The History of the Saw Mill

Theodore Farnum Elliot designed and built the Sawmill in 1829. An earlier sawmill, built in the 1770s, occupied the same location; the 1829 Sawmill replaced the older mill. The “new” mill utilized scribe-rule mortise-and-tenon construction, and the frame incorporates hand-hewn as well as up-and-down sawn timbers. The original up-and-down saw was replaced in the 1870s with a more efficient water-driven circular saw. In 1891 the present circular saw, featuring a 36-foot-long carriage and built by the Lane Company in Montpelier, Vermont, was shipped by rail to Pittsfield, N.H., then transported by wagon to Sanborn Mills Farm. Logs to be sawn into lumber are floated in the mill pond and pulled up into the Sawmill by chain. Water flow connected to gearing below the Sawmill dam establishes the speed of the saw; at maximum speed, the 54-inch, 50-tooth saw blade turns 650 times per minute. The speed of the carriage is controlled by a lever in the saw husk — the sawyer must not feed the carriage too fast or the saw will jam in the log and ruin the mechanism. This building and its dam required a complete restoration in the 1990s. The saw deck and roof were moved in one piece so that the foundation could be completely rebuilt and the gearing floor and ceiling could be replaced by new timbers.
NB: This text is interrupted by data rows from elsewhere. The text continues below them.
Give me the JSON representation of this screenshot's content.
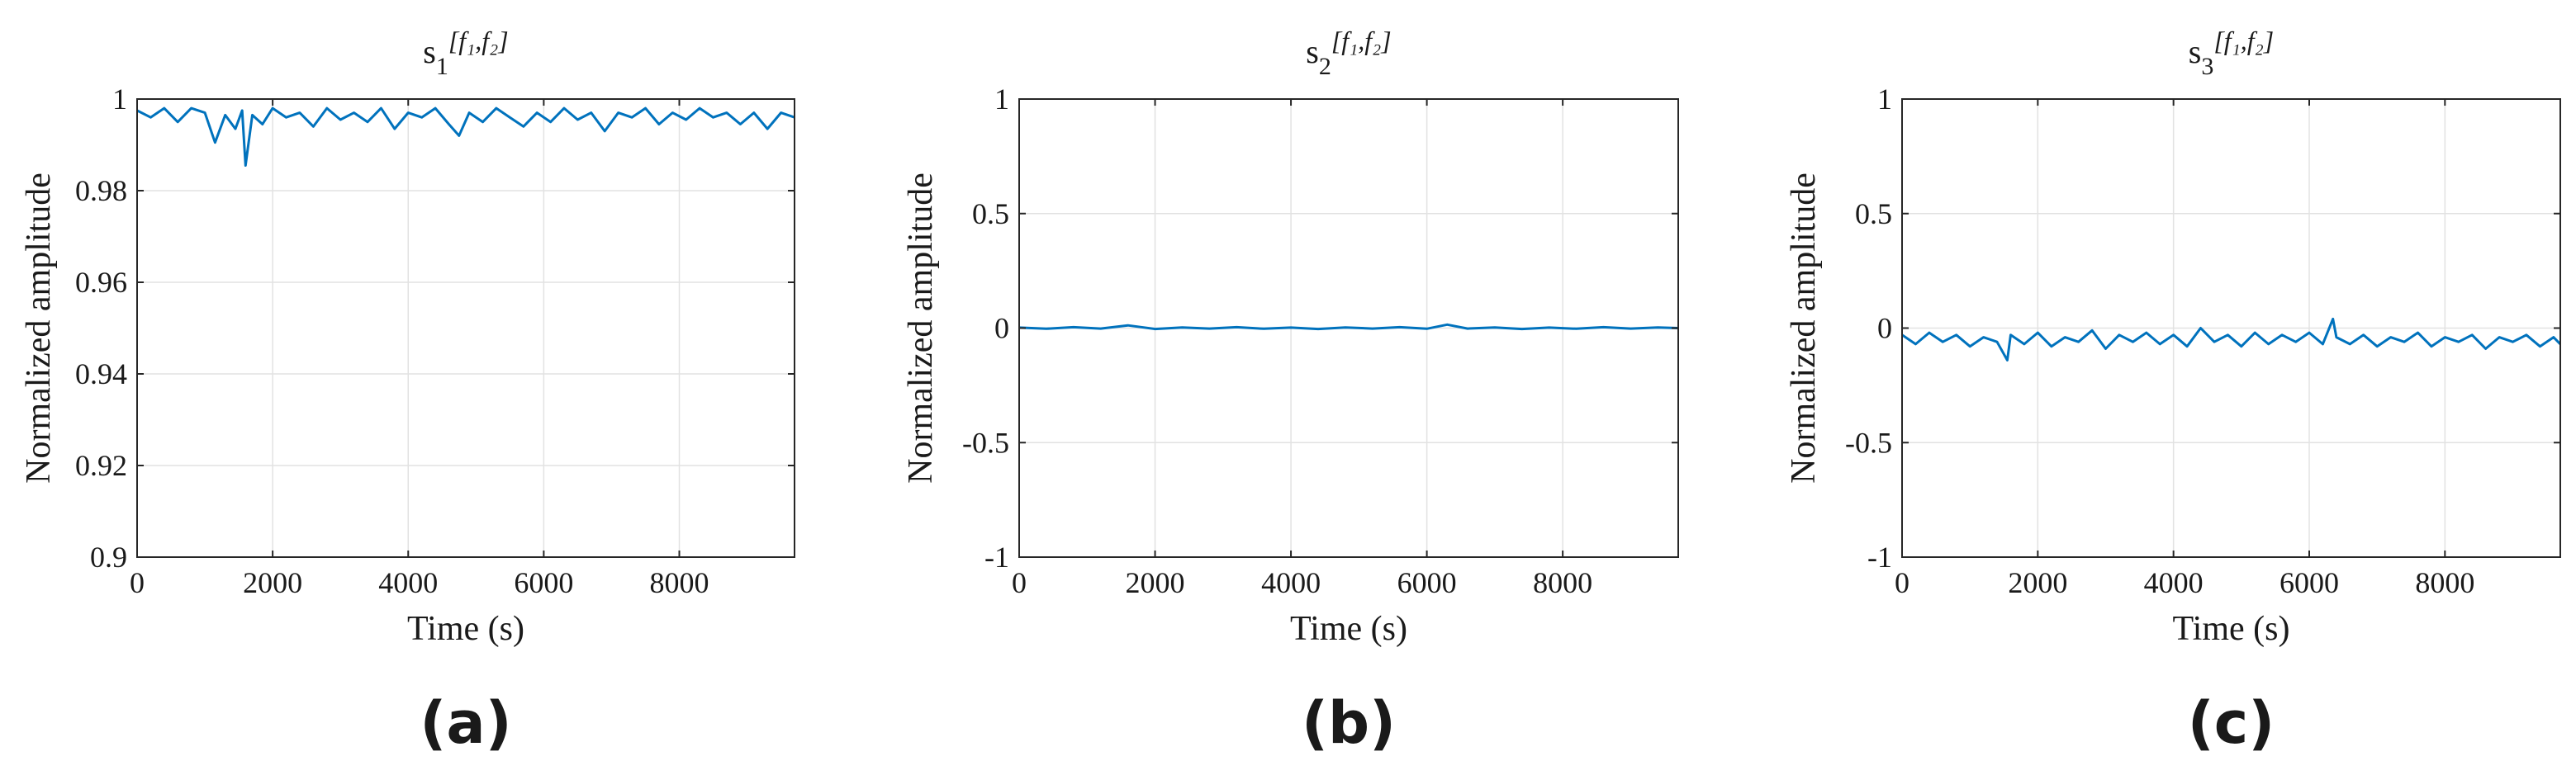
{
  "colors": {
    "series": "#0072BD",
    "axis": "#262626",
    "grid": "#e2e2e2"
  },
  "chart_data": [
    {
      "type": "line",
      "title": {
        "base": "s",
        "sub": "1",
        "sup": "[f₁,f₂]"
      },
      "xlabel": "Time (s)",
      "ylabel": "Normalized amplitude",
      "xlim": [
        0,
        9700
      ],
      "ylim": [
        0.9,
        1
      ],
      "xticks": [
        0,
        2000,
        4000,
        6000,
        8000
      ],
      "xtick_labels": [
        "0",
        "2000",
        "4000",
        "6000",
        "8000"
      ],
      "yticks": [
        0.9,
        0.92,
        0.94,
        0.96,
        0.98,
        1
      ],
      "ytick_labels": [
        "0.9",
        "0.92",
        "0.94",
        "0.96",
        "0.98",
        "1"
      ],
      "grid": true,
      "series": [
        {
          "name": "s1",
          "x": [
            0,
            200,
            400,
            600,
            800,
            1000,
            1150,
            1300,
            1450,
            1550,
            1600,
            1700,
            1850,
            2000,
            2200,
            2400,
            2600,
            2800,
            3000,
            3200,
            3400,
            3600,
            3800,
            4000,
            4200,
            4400,
            4600,
            4750,
            4900,
            5100,
            5300,
            5500,
            5700,
            5900,
            6100,
            6300,
            6500,
            6700,
            6900,
            7100,
            7300,
            7500,
            7700,
            7900,
            8100,
            8300,
            8500,
            8700,
            8900,
            9100,
            9300,
            9500,
            9700
          ],
          "y": [
            0.9975,
            0.996,
            0.998,
            0.995,
            0.998,
            0.997,
            0.9905,
            0.9965,
            0.9935,
            0.9975,
            0.9855,
            0.9965,
            0.9945,
            0.998,
            0.996,
            0.997,
            0.994,
            0.998,
            0.9955,
            0.997,
            0.995,
            0.998,
            0.9935,
            0.997,
            0.996,
            0.998,
            0.9945,
            0.992,
            0.997,
            0.995,
            0.998,
            0.996,
            0.994,
            0.997,
            0.995,
            0.998,
            0.9955,
            0.997,
            0.993,
            0.997,
            0.996,
            0.998,
            0.9945,
            0.997,
            0.9955,
            0.998,
            0.996,
            0.997,
            0.9945,
            0.997,
            0.9935,
            0.997,
            0.996
          ]
        }
      ],
      "panel_label": "(a)"
    },
    {
      "type": "line",
      "title": {
        "base": "s",
        "sub": "2",
        "sup": "[f₁,f₂]"
      },
      "xlabel": "Time (s)",
      "ylabel": "Normalized amplitude",
      "xlim": [
        0,
        9700
      ],
      "ylim": [
        -1,
        1
      ],
      "xticks": [
        0,
        2000,
        4000,
        6000,
        8000
      ],
      "xtick_labels": [
        "0",
        "2000",
        "4000",
        "6000",
        "8000"
      ],
      "yticks": [
        -1,
        -0.5,
        0,
        0.5,
        1
      ],
      "ytick_labels": [
        "-1",
        "-0.5",
        "0",
        "0.5",
        "1"
      ],
      "grid": true,
      "series": [
        {
          "name": "s2",
          "x": [
            0,
            400,
            800,
            1200,
            1600,
            2000,
            2400,
            2800,
            3200,
            3600,
            4000,
            4400,
            4800,
            5200,
            5600,
            6000,
            6300,
            6600,
            7000,
            7400,
            7800,
            8200,
            8600,
            9000,
            9400,
            9700
          ],
          "y": [
            0.002,
            -0.003,
            0.004,
            -0.002,
            0.012,
            -0.004,
            0.003,
            -0.002,
            0.004,
            -0.003,
            0.002,
            -0.004,
            0.003,
            -0.002,
            0.004,
            -0.003,
            0.015,
            -0.002,
            0.003,
            -0.004,
            0.002,
            -0.003,
            0.004,
            -0.002,
            0.003,
            0.0
          ]
        }
      ],
      "panel_label": "(b)"
    },
    {
      "type": "line",
      "title": {
        "base": "s",
        "sub": "3",
        "sup": "[f₁,f₂]"
      },
      "xlabel": "Time (s)",
      "ylabel": "Normalized amplitude",
      "xlim": [
        0,
        9700
      ],
      "ylim": [
        -1,
        1
      ],
      "xticks": [
        0,
        2000,
        4000,
        6000,
        8000
      ],
      "xtick_labels": [
        "0",
        "2000",
        "4000",
        "6000",
        "8000"
      ],
      "yticks": [
        -1,
        -0.5,
        0,
        0.5,
        1
      ],
      "ytick_labels": [
        "-1",
        "-0.5",
        "0",
        "0.5",
        "1"
      ],
      "grid": true,
      "series": [
        {
          "name": "s3",
          "x": [
            0,
            200,
            400,
            600,
            800,
            1000,
            1200,
            1400,
            1550,
            1600,
            1800,
            2000,
            2200,
            2400,
            2600,
            2800,
            3000,
            3200,
            3400,
            3600,
            3800,
            4000,
            4200,
            4400,
            4600,
            4800,
            5000,
            5200,
            5400,
            5600,
            5800,
            6000,
            6200,
            6350,
            6400,
            6600,
            6800,
            7000,
            7200,
            7400,
            7600,
            7800,
            8000,
            8200,
            8400,
            8600,
            8800,
            9000,
            9200,
            9400,
            9600,
            9700
          ],
          "y": [
            -0.03,
            -0.07,
            -0.02,
            -0.06,
            -0.03,
            -0.08,
            -0.04,
            -0.06,
            -0.14,
            -0.03,
            -0.07,
            -0.02,
            -0.08,
            -0.04,
            -0.06,
            -0.01,
            -0.09,
            -0.03,
            -0.06,
            -0.02,
            -0.07,
            -0.03,
            -0.08,
            0.0,
            -0.06,
            -0.03,
            -0.08,
            -0.02,
            -0.07,
            -0.03,
            -0.06,
            -0.02,
            -0.07,
            0.04,
            -0.04,
            -0.07,
            -0.03,
            -0.08,
            -0.04,
            -0.06,
            -0.02,
            -0.08,
            -0.04,
            -0.06,
            -0.03,
            -0.09,
            -0.04,
            -0.06,
            -0.03,
            -0.08,
            -0.04,
            -0.07
          ]
        }
      ],
      "panel_label": "(c)"
    }
  ]
}
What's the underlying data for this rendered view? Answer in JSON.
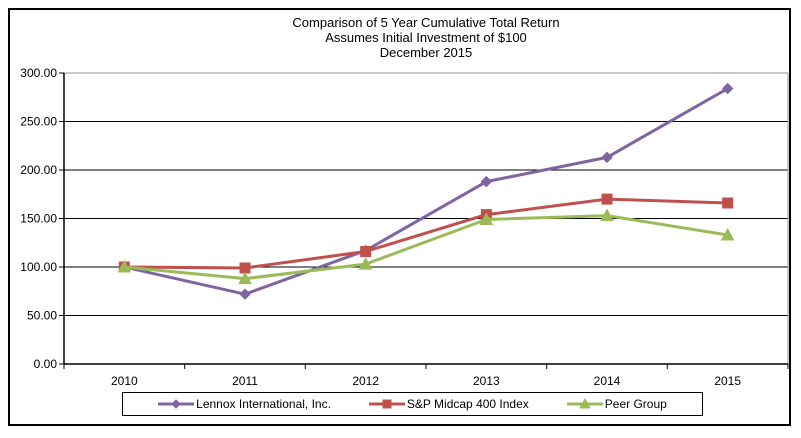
{
  "figure": {
    "background": "#ffffff",
    "border_color": "#000000"
  },
  "chart_data": {
    "type": "line",
    "title": "Comparison of 5 Year Cumulative Total Return",
    "subtitle1": "Assumes Initial Investment of $100",
    "subtitle2": "December 2015",
    "categories": [
      "2010",
      "2011",
      "2012",
      "2013",
      "2014",
      "2015"
    ],
    "series": [
      {
        "name": "Lennox International, Inc.",
        "color": "#8064A2",
        "marker": "diamond",
        "values": [
          100,
          72,
          117,
          188,
          213,
          284
        ]
      },
      {
        "name": "S&P Midcap 400 Index",
        "color": "#C0504D",
        "marker": "square",
        "values": [
          100,
          99,
          116,
          154,
          170,
          166
        ]
      },
      {
        "name": "Peer Group",
        "color": "#9BBB59",
        "marker": "triangle",
        "values": [
          100,
          88,
          103,
          149,
          153,
          133
        ]
      }
    ],
    "ylim": [
      0,
      300
    ],
    "yticks": [
      {
        "value": 0,
        "label": "0.00"
      },
      {
        "value": 50,
        "label": "50.00"
      },
      {
        "value": 100,
        "label": "100.00"
      },
      {
        "value": 150,
        "label": "150.00"
      },
      {
        "value": 200,
        "label": "200.00"
      },
      {
        "value": 250,
        "label": "250.00"
      },
      {
        "value": 300,
        "label": "300.00"
      }
    ],
    "grid": "horizontal",
    "legend_position": "bottom",
    "axis_color": "#000000",
    "plot_border_color": "#909090"
  }
}
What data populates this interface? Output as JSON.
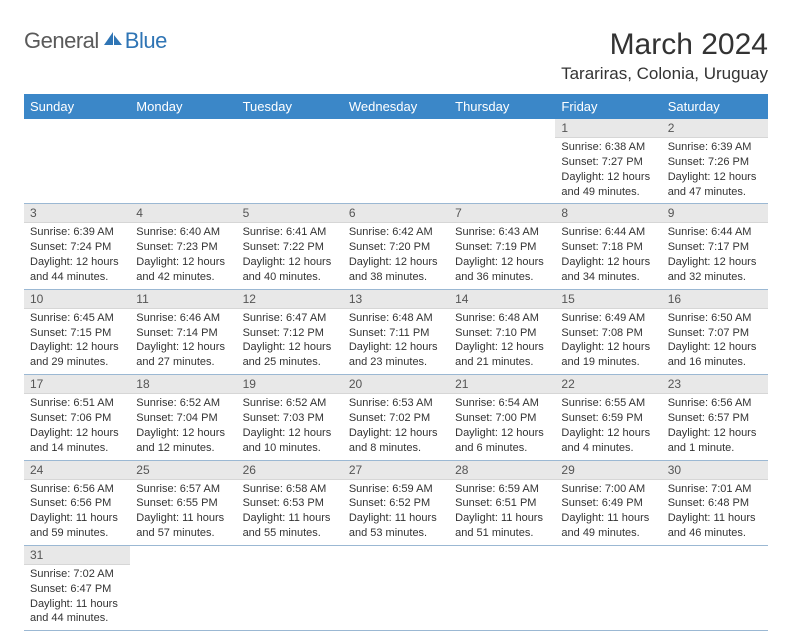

The dam was improved with a concrete core that was then faced with dry-laid stone; this work was completed in February 2002. Restored following a 10-year-long labor of love, the up-and-down saw once again cut logs into lumber beginning in August 2021. The Sawmill at Sanborn Mills Farm is, we believe, now the only water-powered sawmill in the United States with both an operational circular saw and operational up-and-down saw.

The History of the Grist Mill

The grist mill was constructed in 1830 by Theodore Farnum Elliot, after the completion of the saw mill in 1829. There is documented evidence that there was a saw mill and dam on this site dating from the late eighteenth century. Constructed out of up-and-down sawn timbers and measuring 30 by 53 feet, the mill has four levels including the tub wheel floor, the bolter floor, the grind stone floor, and the cleaner floor. The granite field stone foundation is laid in the brook next to the spillway on the upper dam. At one time there was a long storage shed attached to the mill, which partially obstructed the door to the grind stone floor. A gate house still covers the penstock with a gable roof on the dam. The mill has a pair of granite stones for grinding corn and a set of French Buhr stones for grinding wheat. Originally the mill’s hurst frame held three sets of stones in a row with separate drives for each set. A bypass wooden flume provides water to the saw mill pond on the tub wheel floor through a 32 inch pipe run through the dam next to the pipe that feeds the tub wheels for the grind stones.